Longe das luzes cintilantes dos hotéis e casinos, um pequeno parque de cura foi aberto no norte de Las Vegas como parte dos esforços dos cidadãos para sarar as feridas deixadas pelo massacre de domingo (1) na cidade.

Um dos criadores do parque, o paisagista Mark Hamalmann, explica que se trata de um "jardim de memória", com 58 árvores plantadas ao longo de uma pequena estrada pavimentada.

Inaugurado na sexta-feira, o lugar também tem um grande carvalho no centro que representa a "árvore da vida", enquanto bandeiras americanas adornam uma cerca de madeira.

"Tudo aqui foi doado por companhias locais, somos todos voluntários e é impressionante como tomou forma", declarou Hamalmann à AFP, enquanto supervisionava a construção.

No parque de cura, explica, todos são bem-vindos para caminhar, sentar-se para refletir ou deixar mensagens na parede das memórias.

E se algo está claro é que Las Vegas precisa de cura: 58 pessoas morreram e 500 outras ficaram feridas quando o aposentado Stephen Paddock, de 64 anos, abriu fogo contra o público de um festival de música country pouco antes de cometer suicídio.

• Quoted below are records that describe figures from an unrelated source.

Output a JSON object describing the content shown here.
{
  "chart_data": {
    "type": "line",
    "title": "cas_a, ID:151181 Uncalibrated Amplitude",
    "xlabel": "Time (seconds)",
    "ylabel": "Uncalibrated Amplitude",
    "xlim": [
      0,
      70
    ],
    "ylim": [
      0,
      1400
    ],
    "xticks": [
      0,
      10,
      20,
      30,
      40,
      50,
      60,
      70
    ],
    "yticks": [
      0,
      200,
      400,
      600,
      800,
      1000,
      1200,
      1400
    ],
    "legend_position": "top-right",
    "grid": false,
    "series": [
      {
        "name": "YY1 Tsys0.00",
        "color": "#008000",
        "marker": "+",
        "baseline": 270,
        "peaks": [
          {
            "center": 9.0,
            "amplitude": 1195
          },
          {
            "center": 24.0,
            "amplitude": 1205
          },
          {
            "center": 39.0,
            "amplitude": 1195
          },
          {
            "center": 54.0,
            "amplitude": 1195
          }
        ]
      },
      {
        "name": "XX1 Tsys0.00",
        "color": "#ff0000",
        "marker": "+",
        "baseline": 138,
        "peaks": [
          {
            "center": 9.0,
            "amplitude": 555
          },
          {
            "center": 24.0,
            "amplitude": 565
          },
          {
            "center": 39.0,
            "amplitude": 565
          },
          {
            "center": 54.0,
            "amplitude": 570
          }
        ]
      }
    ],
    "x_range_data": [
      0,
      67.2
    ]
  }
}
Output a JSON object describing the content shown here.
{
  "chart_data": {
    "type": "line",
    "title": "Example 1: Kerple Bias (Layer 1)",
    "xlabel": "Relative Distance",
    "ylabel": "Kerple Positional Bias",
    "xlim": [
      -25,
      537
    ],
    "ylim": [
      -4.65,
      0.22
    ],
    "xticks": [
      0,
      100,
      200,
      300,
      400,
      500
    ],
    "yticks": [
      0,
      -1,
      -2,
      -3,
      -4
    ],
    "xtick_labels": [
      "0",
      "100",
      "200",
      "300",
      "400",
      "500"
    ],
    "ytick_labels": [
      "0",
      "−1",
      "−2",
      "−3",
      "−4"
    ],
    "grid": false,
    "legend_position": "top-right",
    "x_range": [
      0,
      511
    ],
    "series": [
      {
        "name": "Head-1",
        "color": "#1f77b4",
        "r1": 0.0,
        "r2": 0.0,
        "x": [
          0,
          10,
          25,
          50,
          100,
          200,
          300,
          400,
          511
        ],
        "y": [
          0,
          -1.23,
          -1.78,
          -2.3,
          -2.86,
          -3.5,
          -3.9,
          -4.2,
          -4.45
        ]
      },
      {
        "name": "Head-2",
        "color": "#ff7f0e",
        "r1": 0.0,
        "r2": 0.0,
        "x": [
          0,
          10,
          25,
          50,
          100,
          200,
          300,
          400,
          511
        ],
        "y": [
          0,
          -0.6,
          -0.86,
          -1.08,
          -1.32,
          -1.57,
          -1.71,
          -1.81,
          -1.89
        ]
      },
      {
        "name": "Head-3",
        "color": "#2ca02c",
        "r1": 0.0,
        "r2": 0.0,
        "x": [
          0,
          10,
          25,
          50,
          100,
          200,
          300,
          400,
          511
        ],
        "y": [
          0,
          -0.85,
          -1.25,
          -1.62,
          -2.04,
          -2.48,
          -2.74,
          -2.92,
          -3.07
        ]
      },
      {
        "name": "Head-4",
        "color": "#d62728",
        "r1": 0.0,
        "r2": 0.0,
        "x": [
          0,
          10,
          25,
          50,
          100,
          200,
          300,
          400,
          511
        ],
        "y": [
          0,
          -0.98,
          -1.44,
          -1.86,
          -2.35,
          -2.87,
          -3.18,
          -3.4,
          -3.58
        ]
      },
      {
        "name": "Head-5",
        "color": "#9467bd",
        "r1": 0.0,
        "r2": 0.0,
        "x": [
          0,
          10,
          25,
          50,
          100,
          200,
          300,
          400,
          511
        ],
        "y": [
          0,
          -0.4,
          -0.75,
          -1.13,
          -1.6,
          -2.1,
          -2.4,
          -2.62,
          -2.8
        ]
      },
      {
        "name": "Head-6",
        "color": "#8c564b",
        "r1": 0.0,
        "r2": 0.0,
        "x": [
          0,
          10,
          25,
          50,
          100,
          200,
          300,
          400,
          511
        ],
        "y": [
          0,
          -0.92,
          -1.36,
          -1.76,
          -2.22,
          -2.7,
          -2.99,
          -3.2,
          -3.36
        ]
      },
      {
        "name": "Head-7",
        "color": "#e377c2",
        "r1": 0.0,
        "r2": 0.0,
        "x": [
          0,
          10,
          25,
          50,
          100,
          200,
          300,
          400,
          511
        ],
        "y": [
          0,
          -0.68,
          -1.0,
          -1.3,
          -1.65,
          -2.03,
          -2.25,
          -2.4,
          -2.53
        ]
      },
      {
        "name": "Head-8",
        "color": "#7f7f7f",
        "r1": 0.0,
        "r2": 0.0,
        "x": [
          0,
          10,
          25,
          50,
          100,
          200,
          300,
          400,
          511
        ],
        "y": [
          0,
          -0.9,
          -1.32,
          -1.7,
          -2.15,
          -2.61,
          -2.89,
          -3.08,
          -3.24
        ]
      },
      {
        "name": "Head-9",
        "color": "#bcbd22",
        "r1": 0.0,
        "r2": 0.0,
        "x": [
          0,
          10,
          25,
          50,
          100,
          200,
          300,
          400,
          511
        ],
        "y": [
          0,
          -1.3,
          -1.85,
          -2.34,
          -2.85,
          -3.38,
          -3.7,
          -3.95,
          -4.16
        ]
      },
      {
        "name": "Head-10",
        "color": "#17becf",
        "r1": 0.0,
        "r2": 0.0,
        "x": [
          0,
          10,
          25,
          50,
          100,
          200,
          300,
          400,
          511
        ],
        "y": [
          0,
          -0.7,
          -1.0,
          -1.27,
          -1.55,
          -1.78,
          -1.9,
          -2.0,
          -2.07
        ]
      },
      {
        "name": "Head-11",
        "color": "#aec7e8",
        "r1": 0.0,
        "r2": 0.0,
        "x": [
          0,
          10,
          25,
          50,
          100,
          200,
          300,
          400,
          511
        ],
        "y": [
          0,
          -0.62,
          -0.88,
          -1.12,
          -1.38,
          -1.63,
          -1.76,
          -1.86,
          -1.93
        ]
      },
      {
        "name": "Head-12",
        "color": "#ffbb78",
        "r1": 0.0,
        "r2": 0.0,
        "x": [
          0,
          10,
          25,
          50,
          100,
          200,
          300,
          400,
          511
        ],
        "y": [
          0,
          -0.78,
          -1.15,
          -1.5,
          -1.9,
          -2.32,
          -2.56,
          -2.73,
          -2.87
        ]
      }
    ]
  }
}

Desde o tiroteio, "não consigo dormir, e acredito que provavelmente é a adrenalina que ainda não saiu do meu cérebro depois do que vi", diz Dori McKendry, motorista de um ônibus que estava estacionado em frente ao hotel Mandalay Bay quando Paddock começou a atirar na multidão do seu quarto no 32º andar.

Ela ofereceu transporte gratuito às famílias das vítimas para ajudá-las a tentar processar a tragédia.

Thomas Fadden, que sobreviveu ao ataque, também se diz "aterrorizado".

- "Maratona" -

Muitas clínicas em Las Vegas organizaram sessões de terapia para pessoas afetadas pelo pior tiroteio da história recente dos Estados Unidos, incluindo sobreviventes, familiares de vítimas ou qualquer pessoa com ansiedade após o caso.

A Universidade de Las Vegas criou uma centro de consulta no local onde os alunos de psicologia são treinados.

Alguns dos que procuram ajuda "querem conversar e compartilhar", enquanto outros "ainda não estão prontos", explica a diretora Michelle Paul.

"O que estamos tentando fazer é trabalhar em colaboração com os pacientes e tentar descobrir o que está acontecendo com eles, normalizar esse sentimento e, em seguida, ajudá-los a desenvolver estratégias de resposta positiva", diz.

Para o psicólogo Daniel Filacora, da clínica privada de Bridge Counseling, falar os detalhes de uma experiência traumática ajuda a remover as emoções negativas do que aconteceu.

"Contar a história, especialmente no caso de um evento tão dramático, é importante para diferenciar entre o que realmente aconteceu e as emoções negativas associadas", afirmou.

É ainda mais importante em Las Vegas, uma cidade conhecida mundialmente como um centro de entretenimento, onde um ataque contra 20 mil pessoas é "particularmente traumático", acrescentou.

"A nível comunitário, a sociedade está obviamente mais traumatizada porque aconteceu aqui agora", diz Paul, lembrando outros tiroteios como o que deixou 49 mortos em Orlando em 2016.

De acordo com o especialista, fazer com que a vida volte ao normal em Las Vegas será "uma maratona, e não uma corrida curta".